AstraZeneca / chemicalx

A PyTorch and TorchDrug based deep learning library for drug pair scoring. (KDD 2022)
https://chemicalx.readthedocs.io
Apache License 2.0
700 stars 89 forks source link

Create data loader #3

Closed benedekrozemberczki closed 2 years ago

benedekrozemberczki commented 2 years ago
cthoyt commented 2 years ago

I have 5 papers with datasets that would be worth looking into suggested by @debplana:

Mathews Griner LA, Guha R, Shinn P, Young RM, Keller JM, Liu D, Goldlust IS, Yasgar A, McKnight C, Boxer MB, Duveau DY, Jiang JK, Michael S, Mierzwa T, Huang W, Walsh MJ, Mott BT, Patel P, Leister W, Maloney DJ, et al. 2014. High-throughput combinatorial screening identifies drugs that cooperate with ibrutinib to kill activated B-cell-like diffuse large B-cell lymphoma cells. PNAS 111:2349–2354. DOI: https://doi.org/10.1073/pnas.1311846111, PMID: 24469833

This dataset only has a handful of drug synergy pairs.
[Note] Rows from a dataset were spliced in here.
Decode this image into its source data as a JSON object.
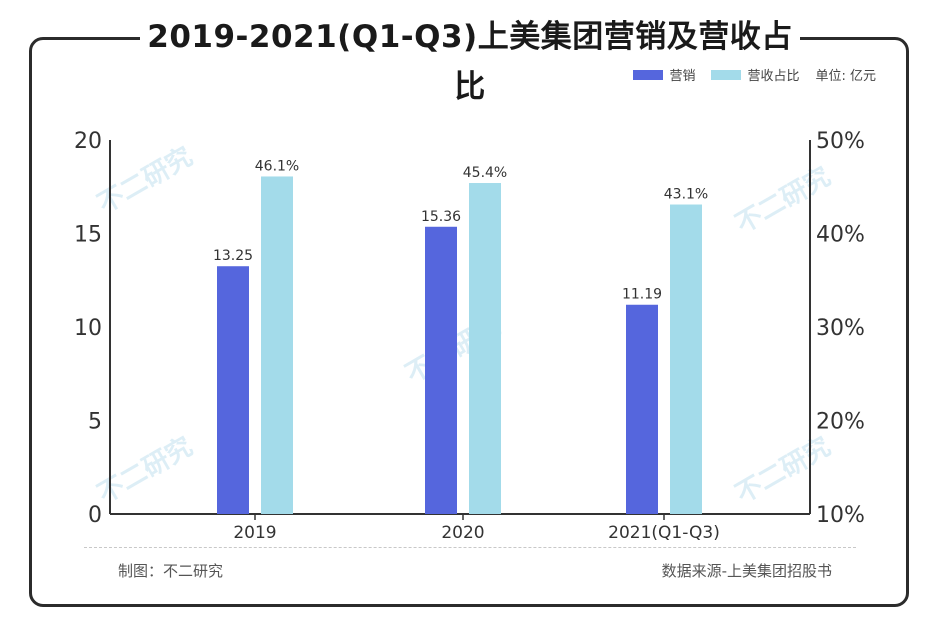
{
  "colors": {
    "marketing": "#5566dd",
    "ratio": "#a3dbea",
    "axis": "#333333"
  },
  "legend": {
    "marketing": "营销",
    "ratio": "营收占比",
    "unit": "单位: 亿元"
  },
  "footer": {
    "left": "制图：不二研究",
    "right": "数据来源-上美集团招股书"
  },
  "watermark": "不二研究",
  "chart_data": {
    "type": "bar",
    "title": "2019-2021(Q1-Q3)上美集团营销及营收占比",
    "categories": [
      "2019",
      "2020",
      "2021(Q1-Q3)"
    ],
    "series": [
      {
        "name": "营销",
        "axis": "left",
        "values": [
          13.25,
          15.36,
          11.19
        ],
        "labels": [
          "13.25",
          "15.36",
          "11.19"
        ]
      },
      {
        "name": "营收占比",
        "axis": "right",
        "values": [
          46.1,
          45.4,
          43.1
        ],
        "labels": [
          "46.1%",
          "45.4%",
          "43.1%"
        ]
      }
    ],
    "ylim_left": [
      0,
      20
    ],
    "yticks_left": [
      "0",
      "5",
      "10",
      "15",
      "20"
    ],
    "ylim_right": [
      10,
      50
    ],
    "yticks_right": [
      "10%",
      "20%",
      "30%",
      "40%",
      "50%"
    ]
  }
}
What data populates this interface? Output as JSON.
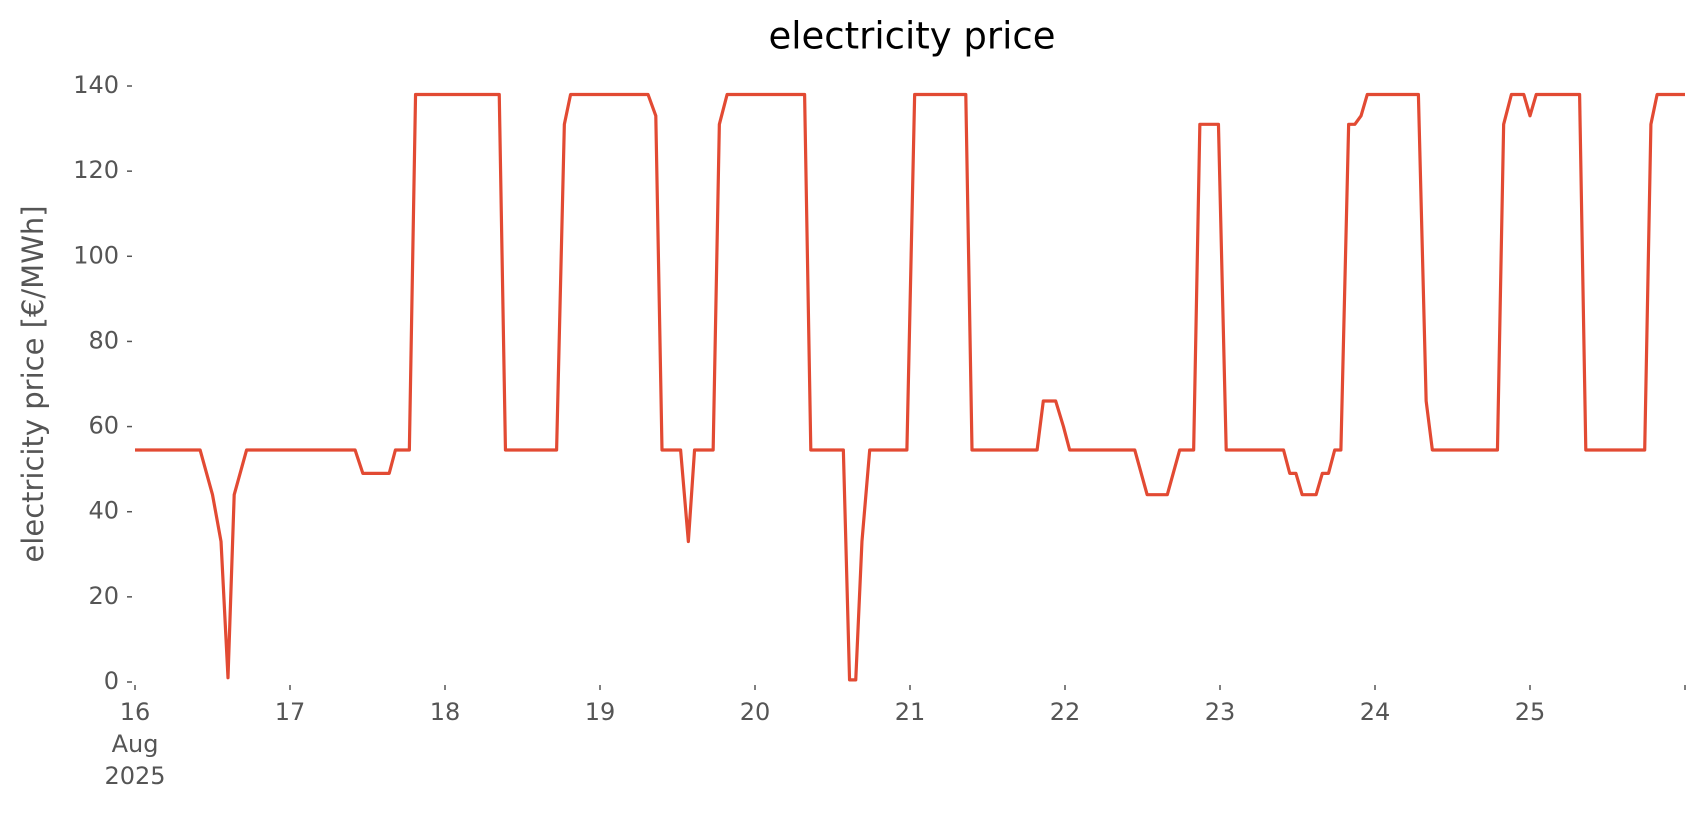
{
  "chart_data": {
    "type": "line",
    "title": "electricity price",
    "y_label": "electricity price [€/MWh]",
    "x": [
      16.0,
      16.42,
      16.5,
      16.555,
      16.6,
      16.64,
      16.72,
      17.42,
      17.47,
      17.64,
      17.68,
      17.77,
      17.81,
      18.35,
      18.39,
      18.72,
      18.77,
      18.81,
      19.31,
      19.36,
      19.4,
      19.52,
      19.57,
      19.61,
      19.73,
      19.77,
      19.82,
      20.32,
      20.36,
      20.57,
      20.61,
      20.65,
      20.69,
      20.74,
      20.98,
      21.03,
      21.36,
      21.4,
      21.82,
      21.86,
      21.94,
      21.99,
      22.03,
      22.45,
      22.53,
      22.66,
      22.74,
      22.83,
      22.87,
      22.99,
      23.04,
      23.41,
      23.45,
      23.49,
      23.53,
      23.62,
      23.66,
      23.7,
      23.74,
      23.78,
      23.83,
      23.87,
      23.91,
      23.95,
      24.28,
      24.33,
      24.37,
      24.79,
      24.83,
      24.88,
      24.96,
      25.0,
      25.04,
      25.32,
      25.36,
      25.74,
      25.78,
      25.82,
      26.0
    ],
    "series": [
      {
        "name": "electricity price",
        "color": "#E24A33",
        "values": [
          54.5,
          54.5,
          44,
          33,
          1,
          44,
          54.5,
          54.5,
          49,
          49,
          54.5,
          54.5,
          138,
          138,
          54.5,
          54.5,
          131,
          138,
          138,
          133,
          54.5,
          54.5,
          33,
          54.5,
          54.5,
          131,
          138,
          138,
          54.5,
          54.5,
          0.5,
          0.5,
          33,
          54.5,
          54.5,
          138,
          138,
          54.5,
          54.5,
          66,
          66,
          60,
          54.5,
          54.5,
          44,
          44,
          54.5,
          54.5,
          131,
          131,
          54.5,
          54.5,
          49,
          49,
          44,
          44,
          49,
          49,
          54.5,
          54.5,
          131,
          131,
          133,
          138,
          138,
          66,
          54.5,
          54.5,
          131,
          138,
          138,
          133,
          138,
          138,
          54.5,
          54.5,
          131,
          138,
          138
        ]
      }
    ],
    "xlim": [
      16,
      26
    ],
    "xticks": [
      {
        "value": 16,
        "label": "16\nAug\n2025"
      },
      17,
      18,
      19,
      20,
      21,
      22,
      23,
      24,
      25,
      {
        "value": 26,
        "label": null
      }
    ],
    "ylim": [
      0,
      140
    ],
    "yticks": [
      0,
      20,
      40,
      60,
      80,
      100,
      120,
      140
    ],
    "grid": false
  }
}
Could be manually curated to be used for evalution, but not enough for training.

O’Neil J, Benita Y, Feldman I, Chenard M, Roberts B, Liu Y, Li J, Kral A, Lejnine S, Loboda A, Arthur W. An unbiased oncology compound screen to identify novel combination strategies. Molecular Cancer Therapeutics. 2016;15(6):1155–1162. https://doi.org/10.1158/1535-7163.MCT-15-0843

This is the OncoPolyPharmacology in TDC.

Borisy AA, Elliott PJ, Hurst NW, Lee MS, Lehar J, Price ER, Serbedzija G, Zimmermann GR, Foley MA, Stockwell BR, Keith CT. 2003. Systematic discovery of multicomponent therapeutics. PNAS 100:7977–7982. DOI: https://doi.org/10.1073/pnas.1337088100, PMID: 12799470

Could not find supplementary information

DREAM Challenge

Bansal M, Yang J, Karan C, Menden MP, Costello JC, Tang H, Xiao G, Li Y, Allen J, Zhong R, Chen B, Kim M, Wang T, Heiser LM, Realubit R, Mattioli M, Alvarez MJ, Shen Y, Gallahan D, Singer D, et al. 2014. A community computational challenge to predict the activity of pairs of compounds. Nature Biotechnology 32:1213–1222. DOI: https://doi.org/10.1038/nbt.3052, PMID: 25419740

It appears the website linked by this paper, http://www.the-dream-project.org/challenges/nci-dream-drug-sensitivity-prediction-challenge, is down.

AstraZeneca-Sanger Drug Combination DREAM Consortium, Menden MP, Wang D, Mason MJ, Szalai B, Bulusu KC, Guan Y, Yu T, Kang J, Jeon M, Wolfinger R, Nguyen T, Zaslavskiy M, Jang IS, Ghazoui Z, Ahsen ME, Vogel R, Neto EC, Norman T, Tang EKY, Garnett MJ, et al. 2019. Community assessment to advance computational prediction of Cancer drug combinations in a pharmacogenomic screen. Nature Communications 10:2674. DOI: https://doi.org/10.1038/s41467-019-09799-2, PMID: 3120923

Therapeutic Data Commons


After chatting with Deb, it's clear we should be really careful to make sure we only compare within cell lines. This also opens us up to doing an interesting evaluation where you train on data from one cell line and test on another. Second important thing is we need to be careful of is concentration. Last is we need to also provide some meaningful baselines , because it's a good bet the ML people are way off base compared to what's actually useful in the field

benedekrozemberczki commented 2 years ago

Added some basic loader for two datasets - I will close for now, but these comments are extremely good - the person who worked on the AZ sanger dataset (Krishna Bulusu) works with us closely.